As evidence accumulates about the impact of fossil fuel use on the global climate, China’s surge into the front ranks of the world’s carbon emitters is an elephant in the room that we can no longer ignore. The numbers are sobering: the Chinese economy is growing by almost 10 percent annually, and its electricity demand by nearly 15 percent; roughly two big new coal-fired power plants are completed in China each week; new generating capacity equivalent to that of nearly the entire U.K. power grid was added last year alone; private car ownership is rising rapidly. In its latest projections, the International Energy Agency estimates that China will overtake the U.S. to become the world’s largest carbon emitter within five years (see “China’s Coal Future”).
Some invoke such data to argue that it is pointless for the United States to curtail its carbon emissions unless the Chinese begin to reduce theirs, which they show no sign of doing. Others say that argument is disingenuous–a convenient excuse to avoid painful choices at home–and that attempts to pressure China (and other developing countries) to reduce carbon emissions will simply be ignored if we fail to get our own house in order.

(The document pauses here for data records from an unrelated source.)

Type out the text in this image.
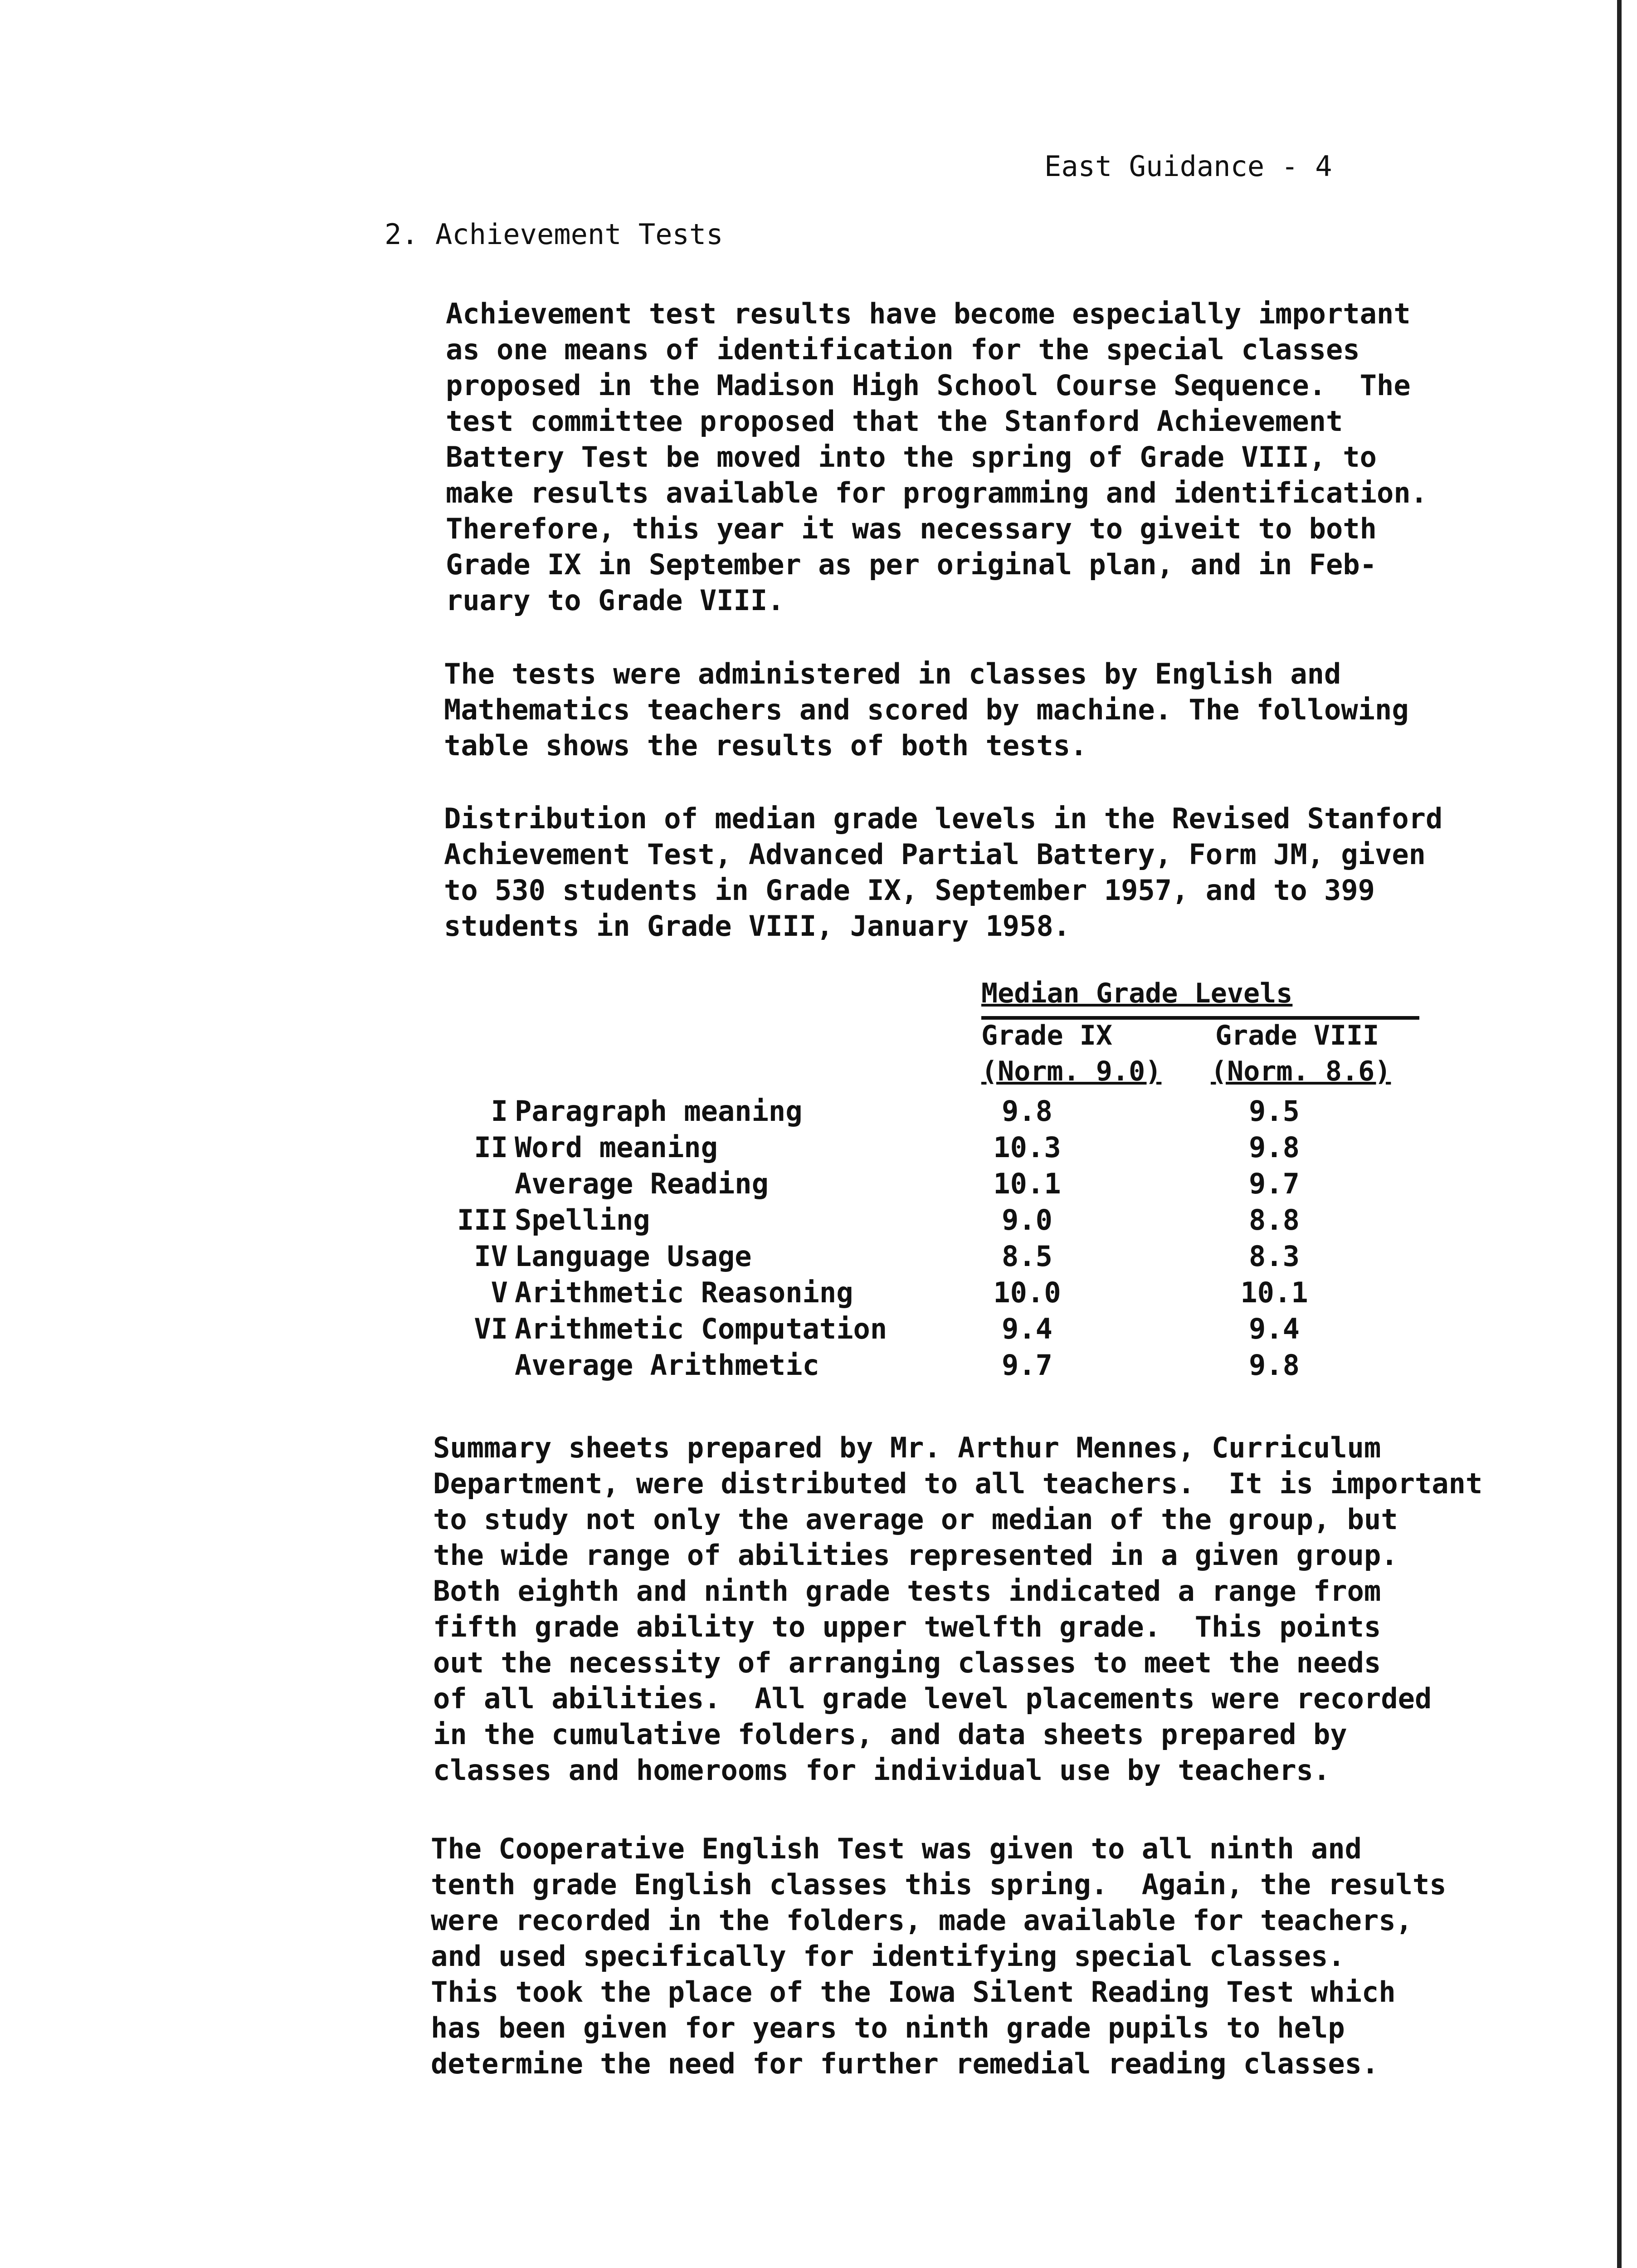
East Guidance - 4
2. Achievement Tests
Achievement test results have become especially important
as one means of identification for the special classes
proposed in the Madison High School Course Sequence.  The
test committee proposed that the Stanford Achievement
Battery Test be moved into the spring of Grade VIII, to
make results available for programming and identification.
Therefore, this year it was necessary to giveit to both
Grade IX in September as per original plan, and in Feb-
ruary to Grade VIII.
The tests were administered in classes by English and
Mathematics teachers and scored by machine. The following
table shows the results of both tests.
Distribution of median grade levels in the Revised Stanford
Achievement Test, Advanced Partial Battery, Form JM, given
to 530 students in Grade IX, September 1957, and to 399
students in Grade VIII, January 1958.
Median Grade Levels
Grade IX	Grade VIII
(Norm. 9.0) (Norm. 8.6)
I Paragraph meaning	9.8	9.5
II Word meaning	10.3	9.8
Average Reading	10.1	9.7
III Spelling	9.0	8.8
IV Language Usage	8.5	8.3
V Arithmetic Reasoning	10.0	10.1
VI Arithmetic Computation	9.4	9.4
Average Arithmetic	9.7	9.8
Summary sheets prepared by Mr. Arthur Mennes, Curriculum
Department, were distributed to all teachers.  It is important
to study not only the average or median of the group, but
the wide range of abilities represented in a given group.
Both eighth and ninth grade tests indicated a range from
fifth grade ability to upper twelfth grade.  This points
out the necessity of arranging classes to meet the needs
of all abilities.  All grade level placements were recorded
in the cumulative folders, and data sheets prepared by
classes and homerooms for individual use by teachers.
The Cooperative English Test was given to all ninth and
tenth grade English classes this spring.  Again, the results
were recorded in the folders, made available for teachers,
and used specifically for identifying special classes.
This took the place of the Iowa Silent Reading Test which
has been given for years to ninth grade pupils to help
determine the need for further remedial reading classes.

The truth is that the United States and China–between them responsible for 40 percent of global carbon emissions–have many good reasons to collaborate on emission reductions. But as U.S. policymakers consider their options for engaging the Chinese, they should keep two points in mind.
First, as relations with China move toward the center of U.S. foreign-policy concerns in the coming years, the global-warming problem–serious as it is–will be just one of several issues in which the U.S. has a major interest. Others include trade investment and industrial competition; the North Korean nuclear crisis and security in Northeast Asia; the developing contest for power and influence in energy-rich central Asia, the Middle East, and Africa; Chinese nuclear technology exports; and the longer-run prospect of China’s emergence as a global superpower and geostrategic rival. America’s interest in reducing China’s carbon emissions will not always be aligned with its other objectives. (Consider, for example, that a successful effort to slow the growth of China’s huge domestic coal industry will inevitably increase its already voracious appetite for oil and gas from the Middle East and elsewhere.) Managing this complex policy agenda will require not single-issue zealotry but, rather, hard choices among competing priorities, disciplined execution, and sustained statesmanship.
Second, notwithstanding growing environmental awareness in China, Beijing’s ability to act on the global-warming issue will be limited. This is not only because the legitimacy of the central government rests on its ability to continue delivering rapid economic growth, so that any perceived threat to that growth will meet with resistance. It is also because the fragmented, decentralized system of energy-related governance in China will hamper the government’s ability to meet any carbon mitigation commitments it does make. The fact that the Chinese state is authoritarian does not mean that it is internally coherent or effectively coördinated. China’s energy system is in its own way as politically complex, fractured, and unwieldy as our own. And we would be unwise to expect of the Chinese what we are unable or unwilling to ask of ourselves.
Richard Lester, an expert on energy technology and policy, is a professor of nuclear science and engineering at MIT and the founding director of its Industrial Performance Center.